In a general sense, of course, we get his meaning; he is discussing the spread of ideas about politics, political events, and news as traditionally defined. Perhaps this is no more than semiotic hair-splitting, or a classic Saussurian example of the ways in which language is arbitrary and often fails to capture completely our meaning: 'political communication' is the closest we can come. Or perhaps this could be clarified with more discussion of the language and terms early modern people themselves used to delineate political communication; did they have such a term? Nevertheless, at times he tries to force a wide spectrum of ideas or concepts under the umbrella of 'political communication', when in fact most information, communication and expression involves a mixture of personal, political, creative, familial, financial, and spiritual components. It is hard to know when political communication ends and every and any other type of communication begins.
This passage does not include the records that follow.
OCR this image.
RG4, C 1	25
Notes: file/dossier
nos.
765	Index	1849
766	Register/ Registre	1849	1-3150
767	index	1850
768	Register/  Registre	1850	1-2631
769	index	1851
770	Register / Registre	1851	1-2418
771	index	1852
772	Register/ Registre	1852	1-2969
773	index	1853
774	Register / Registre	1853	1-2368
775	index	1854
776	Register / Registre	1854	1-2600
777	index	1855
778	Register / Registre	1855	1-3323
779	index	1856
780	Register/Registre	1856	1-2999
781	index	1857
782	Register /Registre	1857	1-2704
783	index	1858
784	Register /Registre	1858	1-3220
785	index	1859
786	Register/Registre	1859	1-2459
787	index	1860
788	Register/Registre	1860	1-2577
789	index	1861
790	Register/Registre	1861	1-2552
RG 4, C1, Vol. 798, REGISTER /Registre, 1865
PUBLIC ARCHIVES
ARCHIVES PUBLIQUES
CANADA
These queries and reflections aside, de Vivo's monograph about Venetian political life in the 16th and 17th centuries remains a tour de force. No study better lays bare how the Venetian government really worked, and even those well versed in the complexities of Venetian politics will emerge with a clearer understanding of how the government functioned in its daily practice. He deftly demonstrates that despite intentions, secrets cannot be kept; that perhaps there is no such thing as 'propaganda' but only constantly shifting and circulating ideas; and that the era that remarkably asserted 'the priesthood of all believers' simultaneously demonstrated the parallel and related concept of the senatorial nature of all urban citizens and inhabitants.